L'Institut national de la recherche agronomique (Inra) qui, dès sa création en 1946, a fondé les bases de l'exploitation industrielle des animaux de la ferme, se révèle dans l'embarras. Cette Académie publie, coup sur coup, deux ouvrages : « Les filles d'Ariane » et « Les animaux d'élevage ont-ils droit au bien-être ? », Inra Éditions 2000 et 2001. Dans une préface pathétique à la bande dessinée, intitulée « Les filles d'Ariane », Robert Dantzer, Jean-Marie Aynaud, Pierre Le Neindre, Jean-Paul Renard et Xavier Vignon avertissent les Pouvoirs Publics : « Il est évident que les contraintes exercées par l'élevage intensif sur l'organisme animal sont à l'origine d'importantes altérations de l'état de santé et du comportement. En élevage de vaches laitières, par exemple, la fréquence des mammites et des boîteries augmente avec le niveau de production pour affecter jusqu'à un animal sur deux dans les élevages les plus productifs.

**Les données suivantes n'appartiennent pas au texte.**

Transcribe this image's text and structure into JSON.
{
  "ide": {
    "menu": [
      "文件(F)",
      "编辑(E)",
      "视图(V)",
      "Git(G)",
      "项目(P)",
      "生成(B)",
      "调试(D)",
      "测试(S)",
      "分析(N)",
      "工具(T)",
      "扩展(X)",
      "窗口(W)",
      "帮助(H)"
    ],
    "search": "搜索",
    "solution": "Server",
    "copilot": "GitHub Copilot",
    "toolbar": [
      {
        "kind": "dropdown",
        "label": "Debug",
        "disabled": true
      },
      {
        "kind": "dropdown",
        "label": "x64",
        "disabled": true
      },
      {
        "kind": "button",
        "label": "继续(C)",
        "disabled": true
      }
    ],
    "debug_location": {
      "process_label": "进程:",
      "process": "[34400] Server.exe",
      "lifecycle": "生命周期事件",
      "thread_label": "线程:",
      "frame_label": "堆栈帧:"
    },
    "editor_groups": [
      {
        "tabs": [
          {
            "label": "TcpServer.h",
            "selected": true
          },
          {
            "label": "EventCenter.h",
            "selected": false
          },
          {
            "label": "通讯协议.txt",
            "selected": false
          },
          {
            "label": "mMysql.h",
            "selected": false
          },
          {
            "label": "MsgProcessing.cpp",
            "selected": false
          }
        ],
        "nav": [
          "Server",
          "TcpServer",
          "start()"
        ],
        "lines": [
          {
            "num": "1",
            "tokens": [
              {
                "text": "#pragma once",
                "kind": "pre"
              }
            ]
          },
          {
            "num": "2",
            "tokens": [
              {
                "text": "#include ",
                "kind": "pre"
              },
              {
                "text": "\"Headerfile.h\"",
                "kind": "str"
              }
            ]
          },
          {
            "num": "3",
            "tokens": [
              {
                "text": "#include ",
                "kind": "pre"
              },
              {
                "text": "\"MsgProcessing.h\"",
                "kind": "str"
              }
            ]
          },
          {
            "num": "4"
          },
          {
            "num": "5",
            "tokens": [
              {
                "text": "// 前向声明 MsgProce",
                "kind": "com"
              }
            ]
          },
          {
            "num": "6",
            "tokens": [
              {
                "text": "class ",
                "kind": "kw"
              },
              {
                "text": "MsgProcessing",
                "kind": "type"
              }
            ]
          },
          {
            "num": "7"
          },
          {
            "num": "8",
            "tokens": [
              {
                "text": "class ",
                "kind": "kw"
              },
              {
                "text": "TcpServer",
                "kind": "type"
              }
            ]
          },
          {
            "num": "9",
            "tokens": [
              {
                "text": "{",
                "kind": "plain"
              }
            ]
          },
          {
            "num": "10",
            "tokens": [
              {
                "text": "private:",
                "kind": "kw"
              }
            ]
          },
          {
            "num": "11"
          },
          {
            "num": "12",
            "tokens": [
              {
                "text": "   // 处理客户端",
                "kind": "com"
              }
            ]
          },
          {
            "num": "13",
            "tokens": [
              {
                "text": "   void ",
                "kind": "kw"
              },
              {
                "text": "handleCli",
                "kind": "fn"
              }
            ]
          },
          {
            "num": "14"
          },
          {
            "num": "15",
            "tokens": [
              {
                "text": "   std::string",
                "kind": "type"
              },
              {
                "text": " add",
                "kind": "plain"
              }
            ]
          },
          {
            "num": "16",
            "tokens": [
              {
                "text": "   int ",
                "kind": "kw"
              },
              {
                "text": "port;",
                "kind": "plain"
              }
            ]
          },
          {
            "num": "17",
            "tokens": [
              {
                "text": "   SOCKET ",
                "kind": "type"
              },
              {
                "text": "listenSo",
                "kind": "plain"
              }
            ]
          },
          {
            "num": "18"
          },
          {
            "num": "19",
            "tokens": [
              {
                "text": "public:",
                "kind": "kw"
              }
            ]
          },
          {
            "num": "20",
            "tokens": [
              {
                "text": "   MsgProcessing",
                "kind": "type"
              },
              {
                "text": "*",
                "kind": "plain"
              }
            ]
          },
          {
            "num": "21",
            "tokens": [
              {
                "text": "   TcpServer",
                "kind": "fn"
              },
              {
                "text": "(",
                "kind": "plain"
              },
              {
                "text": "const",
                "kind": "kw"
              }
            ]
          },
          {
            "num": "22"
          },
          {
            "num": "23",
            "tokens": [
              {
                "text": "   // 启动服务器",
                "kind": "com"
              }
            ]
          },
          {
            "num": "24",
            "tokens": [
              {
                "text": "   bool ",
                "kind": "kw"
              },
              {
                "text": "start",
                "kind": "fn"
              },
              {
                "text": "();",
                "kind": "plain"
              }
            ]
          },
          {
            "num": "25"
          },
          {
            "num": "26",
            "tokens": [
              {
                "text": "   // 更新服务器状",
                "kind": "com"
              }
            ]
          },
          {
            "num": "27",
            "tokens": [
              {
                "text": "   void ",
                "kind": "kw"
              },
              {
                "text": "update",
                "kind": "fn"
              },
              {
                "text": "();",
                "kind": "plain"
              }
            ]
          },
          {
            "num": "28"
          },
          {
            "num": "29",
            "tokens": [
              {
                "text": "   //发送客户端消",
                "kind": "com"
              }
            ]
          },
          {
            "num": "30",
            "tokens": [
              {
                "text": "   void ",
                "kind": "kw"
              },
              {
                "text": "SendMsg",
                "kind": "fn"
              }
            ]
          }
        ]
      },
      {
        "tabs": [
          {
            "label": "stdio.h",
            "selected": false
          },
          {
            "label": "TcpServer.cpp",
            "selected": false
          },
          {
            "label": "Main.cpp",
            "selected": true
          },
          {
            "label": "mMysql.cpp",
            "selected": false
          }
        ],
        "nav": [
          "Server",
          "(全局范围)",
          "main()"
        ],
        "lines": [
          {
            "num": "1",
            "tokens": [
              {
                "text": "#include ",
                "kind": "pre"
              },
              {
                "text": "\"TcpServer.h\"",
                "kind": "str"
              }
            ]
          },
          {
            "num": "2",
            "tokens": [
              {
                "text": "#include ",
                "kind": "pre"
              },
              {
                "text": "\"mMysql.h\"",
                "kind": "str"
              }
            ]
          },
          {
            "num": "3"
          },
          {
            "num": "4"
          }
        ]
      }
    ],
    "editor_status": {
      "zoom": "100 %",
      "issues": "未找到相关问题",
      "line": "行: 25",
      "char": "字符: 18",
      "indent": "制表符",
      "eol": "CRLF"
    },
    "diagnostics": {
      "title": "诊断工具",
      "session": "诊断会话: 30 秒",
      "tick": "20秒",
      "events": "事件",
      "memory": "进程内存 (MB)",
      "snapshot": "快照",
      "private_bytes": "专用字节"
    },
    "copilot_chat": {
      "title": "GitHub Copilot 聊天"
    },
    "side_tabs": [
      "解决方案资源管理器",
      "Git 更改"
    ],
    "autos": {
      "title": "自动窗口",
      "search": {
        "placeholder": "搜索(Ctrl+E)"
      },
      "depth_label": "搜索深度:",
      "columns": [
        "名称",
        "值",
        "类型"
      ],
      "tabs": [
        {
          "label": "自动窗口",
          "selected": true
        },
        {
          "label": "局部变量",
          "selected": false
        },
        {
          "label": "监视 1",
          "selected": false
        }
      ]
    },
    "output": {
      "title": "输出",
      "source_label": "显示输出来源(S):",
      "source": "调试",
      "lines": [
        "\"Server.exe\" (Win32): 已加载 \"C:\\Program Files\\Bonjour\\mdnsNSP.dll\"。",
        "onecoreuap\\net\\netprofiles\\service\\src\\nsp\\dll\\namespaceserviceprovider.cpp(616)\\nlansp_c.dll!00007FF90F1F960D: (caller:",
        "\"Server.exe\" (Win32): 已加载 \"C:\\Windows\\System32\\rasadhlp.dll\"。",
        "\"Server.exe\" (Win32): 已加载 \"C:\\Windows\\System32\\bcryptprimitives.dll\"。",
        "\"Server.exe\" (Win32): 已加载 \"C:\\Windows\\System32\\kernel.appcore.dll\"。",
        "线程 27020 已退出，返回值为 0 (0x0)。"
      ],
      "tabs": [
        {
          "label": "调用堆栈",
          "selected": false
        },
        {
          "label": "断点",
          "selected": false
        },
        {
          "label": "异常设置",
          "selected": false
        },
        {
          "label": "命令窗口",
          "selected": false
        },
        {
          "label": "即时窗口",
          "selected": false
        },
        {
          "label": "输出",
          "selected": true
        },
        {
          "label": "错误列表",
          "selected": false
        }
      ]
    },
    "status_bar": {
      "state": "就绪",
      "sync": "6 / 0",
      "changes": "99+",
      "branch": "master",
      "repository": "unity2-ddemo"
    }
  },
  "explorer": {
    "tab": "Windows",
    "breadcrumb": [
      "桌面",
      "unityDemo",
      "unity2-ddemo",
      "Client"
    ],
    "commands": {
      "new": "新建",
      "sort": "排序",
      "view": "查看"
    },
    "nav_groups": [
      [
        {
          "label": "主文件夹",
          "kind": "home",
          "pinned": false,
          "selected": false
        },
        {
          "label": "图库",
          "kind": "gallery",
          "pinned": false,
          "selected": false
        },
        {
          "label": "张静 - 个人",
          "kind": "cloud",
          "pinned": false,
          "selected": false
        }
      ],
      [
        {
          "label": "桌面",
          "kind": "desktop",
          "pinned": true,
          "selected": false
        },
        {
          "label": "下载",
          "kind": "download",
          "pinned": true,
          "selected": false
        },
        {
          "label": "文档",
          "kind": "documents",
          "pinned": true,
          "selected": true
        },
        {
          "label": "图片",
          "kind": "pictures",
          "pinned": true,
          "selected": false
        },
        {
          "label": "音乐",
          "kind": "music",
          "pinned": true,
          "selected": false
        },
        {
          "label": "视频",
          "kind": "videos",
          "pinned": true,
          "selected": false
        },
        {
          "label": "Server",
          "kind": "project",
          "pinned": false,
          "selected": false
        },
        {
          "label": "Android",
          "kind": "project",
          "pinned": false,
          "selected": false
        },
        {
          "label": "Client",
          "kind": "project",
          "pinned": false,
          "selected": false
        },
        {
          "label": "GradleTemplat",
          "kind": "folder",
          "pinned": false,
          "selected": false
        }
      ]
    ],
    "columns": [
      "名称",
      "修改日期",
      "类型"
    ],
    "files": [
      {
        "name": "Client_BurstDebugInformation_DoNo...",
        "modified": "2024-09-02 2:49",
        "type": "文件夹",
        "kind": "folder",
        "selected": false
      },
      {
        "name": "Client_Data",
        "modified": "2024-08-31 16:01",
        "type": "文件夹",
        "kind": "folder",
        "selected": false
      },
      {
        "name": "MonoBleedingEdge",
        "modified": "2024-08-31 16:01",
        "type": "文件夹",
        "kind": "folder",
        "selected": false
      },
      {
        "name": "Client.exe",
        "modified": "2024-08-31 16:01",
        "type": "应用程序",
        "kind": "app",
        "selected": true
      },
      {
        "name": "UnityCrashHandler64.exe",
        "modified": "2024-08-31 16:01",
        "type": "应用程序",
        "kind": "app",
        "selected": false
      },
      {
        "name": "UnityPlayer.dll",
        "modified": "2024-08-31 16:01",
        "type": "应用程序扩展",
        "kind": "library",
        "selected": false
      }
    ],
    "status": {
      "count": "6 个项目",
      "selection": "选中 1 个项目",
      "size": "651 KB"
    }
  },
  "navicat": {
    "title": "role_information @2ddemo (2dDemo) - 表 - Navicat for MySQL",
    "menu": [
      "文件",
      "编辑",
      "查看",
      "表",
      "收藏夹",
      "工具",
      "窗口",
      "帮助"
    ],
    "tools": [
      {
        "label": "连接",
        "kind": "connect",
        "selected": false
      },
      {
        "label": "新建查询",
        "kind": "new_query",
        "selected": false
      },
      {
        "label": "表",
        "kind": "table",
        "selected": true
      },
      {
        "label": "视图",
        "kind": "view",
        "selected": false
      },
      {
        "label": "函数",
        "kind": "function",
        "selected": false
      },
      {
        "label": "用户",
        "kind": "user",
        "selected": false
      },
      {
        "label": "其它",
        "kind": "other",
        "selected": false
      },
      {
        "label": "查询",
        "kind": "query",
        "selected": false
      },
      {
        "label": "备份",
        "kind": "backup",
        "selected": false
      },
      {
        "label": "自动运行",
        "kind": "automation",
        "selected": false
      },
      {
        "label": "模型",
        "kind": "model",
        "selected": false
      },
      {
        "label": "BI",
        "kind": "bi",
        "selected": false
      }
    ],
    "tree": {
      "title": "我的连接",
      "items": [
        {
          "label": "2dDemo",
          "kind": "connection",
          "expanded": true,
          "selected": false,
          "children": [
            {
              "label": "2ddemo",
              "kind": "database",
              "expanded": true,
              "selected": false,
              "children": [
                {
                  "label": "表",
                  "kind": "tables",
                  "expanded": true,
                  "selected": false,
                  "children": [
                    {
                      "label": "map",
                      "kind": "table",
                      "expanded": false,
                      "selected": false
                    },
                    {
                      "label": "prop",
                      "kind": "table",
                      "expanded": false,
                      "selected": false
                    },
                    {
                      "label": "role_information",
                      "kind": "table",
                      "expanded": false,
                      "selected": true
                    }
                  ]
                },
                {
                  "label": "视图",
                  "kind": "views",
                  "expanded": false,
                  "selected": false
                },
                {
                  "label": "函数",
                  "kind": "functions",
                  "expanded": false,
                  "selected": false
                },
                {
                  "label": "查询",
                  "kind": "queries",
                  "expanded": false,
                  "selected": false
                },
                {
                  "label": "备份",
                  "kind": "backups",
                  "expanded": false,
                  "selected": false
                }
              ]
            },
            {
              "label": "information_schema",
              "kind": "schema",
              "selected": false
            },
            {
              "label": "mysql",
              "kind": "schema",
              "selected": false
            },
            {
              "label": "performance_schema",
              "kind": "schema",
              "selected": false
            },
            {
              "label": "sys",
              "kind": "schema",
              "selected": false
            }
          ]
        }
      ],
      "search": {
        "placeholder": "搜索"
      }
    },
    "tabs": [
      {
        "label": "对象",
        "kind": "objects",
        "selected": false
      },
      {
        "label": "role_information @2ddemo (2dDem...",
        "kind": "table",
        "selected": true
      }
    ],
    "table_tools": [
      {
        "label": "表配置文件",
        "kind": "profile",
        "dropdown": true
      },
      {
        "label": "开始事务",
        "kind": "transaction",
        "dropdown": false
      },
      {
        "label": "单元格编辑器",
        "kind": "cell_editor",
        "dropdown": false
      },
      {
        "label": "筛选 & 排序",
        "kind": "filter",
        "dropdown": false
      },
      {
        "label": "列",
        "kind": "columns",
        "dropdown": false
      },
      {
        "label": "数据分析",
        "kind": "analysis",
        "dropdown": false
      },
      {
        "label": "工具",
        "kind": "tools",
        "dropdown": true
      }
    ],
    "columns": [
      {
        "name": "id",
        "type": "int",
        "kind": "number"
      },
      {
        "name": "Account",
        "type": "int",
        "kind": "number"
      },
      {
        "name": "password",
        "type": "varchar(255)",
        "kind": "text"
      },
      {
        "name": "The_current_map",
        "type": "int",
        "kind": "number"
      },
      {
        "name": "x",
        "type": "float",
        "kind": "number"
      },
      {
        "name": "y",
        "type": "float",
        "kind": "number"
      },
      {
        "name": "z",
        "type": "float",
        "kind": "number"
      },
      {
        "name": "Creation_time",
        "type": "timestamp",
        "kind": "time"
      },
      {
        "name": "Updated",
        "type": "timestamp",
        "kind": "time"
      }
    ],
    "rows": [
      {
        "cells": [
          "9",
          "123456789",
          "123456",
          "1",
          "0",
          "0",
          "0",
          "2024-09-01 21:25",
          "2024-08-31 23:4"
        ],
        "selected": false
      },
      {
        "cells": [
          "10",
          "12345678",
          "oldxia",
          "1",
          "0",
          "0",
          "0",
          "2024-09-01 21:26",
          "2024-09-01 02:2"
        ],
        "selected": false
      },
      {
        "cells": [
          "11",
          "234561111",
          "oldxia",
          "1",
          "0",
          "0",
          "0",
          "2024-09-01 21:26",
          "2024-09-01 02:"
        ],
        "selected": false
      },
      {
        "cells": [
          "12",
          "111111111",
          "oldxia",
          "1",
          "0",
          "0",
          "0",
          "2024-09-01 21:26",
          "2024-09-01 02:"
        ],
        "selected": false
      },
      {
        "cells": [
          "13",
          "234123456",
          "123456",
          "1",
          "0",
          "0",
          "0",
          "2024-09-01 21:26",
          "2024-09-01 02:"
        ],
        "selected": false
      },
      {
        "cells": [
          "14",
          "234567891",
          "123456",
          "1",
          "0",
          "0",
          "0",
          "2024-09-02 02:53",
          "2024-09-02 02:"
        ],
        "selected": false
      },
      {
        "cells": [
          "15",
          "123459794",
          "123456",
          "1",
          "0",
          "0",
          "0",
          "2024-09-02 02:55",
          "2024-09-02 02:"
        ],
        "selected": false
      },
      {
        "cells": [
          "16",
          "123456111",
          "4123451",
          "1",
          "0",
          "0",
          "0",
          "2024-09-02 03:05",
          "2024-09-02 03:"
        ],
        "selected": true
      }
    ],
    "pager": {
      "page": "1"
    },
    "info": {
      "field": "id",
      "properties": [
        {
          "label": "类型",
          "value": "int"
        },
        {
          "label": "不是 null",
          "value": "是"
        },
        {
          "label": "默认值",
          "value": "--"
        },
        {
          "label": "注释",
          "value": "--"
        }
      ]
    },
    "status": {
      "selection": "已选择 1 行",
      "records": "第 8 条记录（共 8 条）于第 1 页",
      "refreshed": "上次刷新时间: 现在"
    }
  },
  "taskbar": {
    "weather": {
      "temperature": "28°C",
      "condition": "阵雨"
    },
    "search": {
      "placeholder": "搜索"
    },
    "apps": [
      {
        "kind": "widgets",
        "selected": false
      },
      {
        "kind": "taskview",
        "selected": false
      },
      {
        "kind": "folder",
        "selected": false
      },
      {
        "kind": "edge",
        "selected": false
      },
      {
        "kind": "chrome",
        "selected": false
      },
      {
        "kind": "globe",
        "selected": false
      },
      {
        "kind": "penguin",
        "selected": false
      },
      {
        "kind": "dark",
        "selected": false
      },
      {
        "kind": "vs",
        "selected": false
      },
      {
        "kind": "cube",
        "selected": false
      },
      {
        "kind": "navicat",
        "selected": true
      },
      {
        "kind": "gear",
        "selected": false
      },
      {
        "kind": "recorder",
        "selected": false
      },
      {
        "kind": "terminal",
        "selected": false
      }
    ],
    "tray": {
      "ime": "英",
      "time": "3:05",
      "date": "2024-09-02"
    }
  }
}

Corrélativement, la durée de vie des animaux se raccourcit, puisqu'elle est de l'ordre de 2,5 cycles de lactation dans ces mêmes élevages », et de réclamer de « restituer à l'animal sa dignité d'être vivant sensible ».
La parution des derniers ouvrages de l'Inra prouve que la science s'interroge et remet en question l'élevage intensif des animaux de la ferme.
Le scientisme a cru pouvoir se passer du savoir et du savoir-faire paysan, transmis dans notre pays de parents à enfants depuis 10 000 ans. Aussi lui faut-il, en ce début du XXIe siècle, avoir l'humilité de faire appel aux rescapés du désastre, paysannes et paysans, qui savent encore, tout en relisant les livres anciens qui ont transmis ce savoir.
La chèvre se révèle l'animal qui peut encore sauver les soldats perdus que nous sommes, victimes du syndrome des « Trente glorieuses ». En effet, la reine des champs peut être la compagne de toutes les familles habitant nos campagnes. Elle se contente de peu pour se nourrir : il suffit, pour l'alimenter, de rétablir dans chaque commune ses droits d'usage immémoriaux de « Bois, herbage, feuillage, ramage » pour qu'elle propère et donne un merveilleux lait de terroir. Ainsi, une multitude de familles pourraient-elles apprendre la domestication et ses secrets, qui ne sont d'ailleurs que d'amour. « La mère du monde » libératrice aura une fois de plus indiqué le chemin de la libération. Enfin, hommes et chèvres, réconciliés, pourront-ils à nouveau dandiner ensemble.
Jean Domec, 2002
[1] Zeus, nourri par la chèvre Amalthée, écrasa Albion sous une pluie de pierres.
[2] Barral - Dictionnaire d'Agriculture, Hachette, 1892.
[3] Réalités économiques et techniques des filières caprines européennes ; UCARDEC, Paris, le 02/03/1995.
[4] Morand-Fehr P. - Compte-rendu de la conférence caprine internationale à New-Delhi, La Chèvre, 1992, n° 190.
[5] Corcy J.C. - La chèvre ; La Maison Rustique, Paris, 1991.
[6] Verneau D., de la laiterie Triballat - Démarches-qualité ; Chambre d'Agriculture des Deux-Sèvres, 3 mai 2001.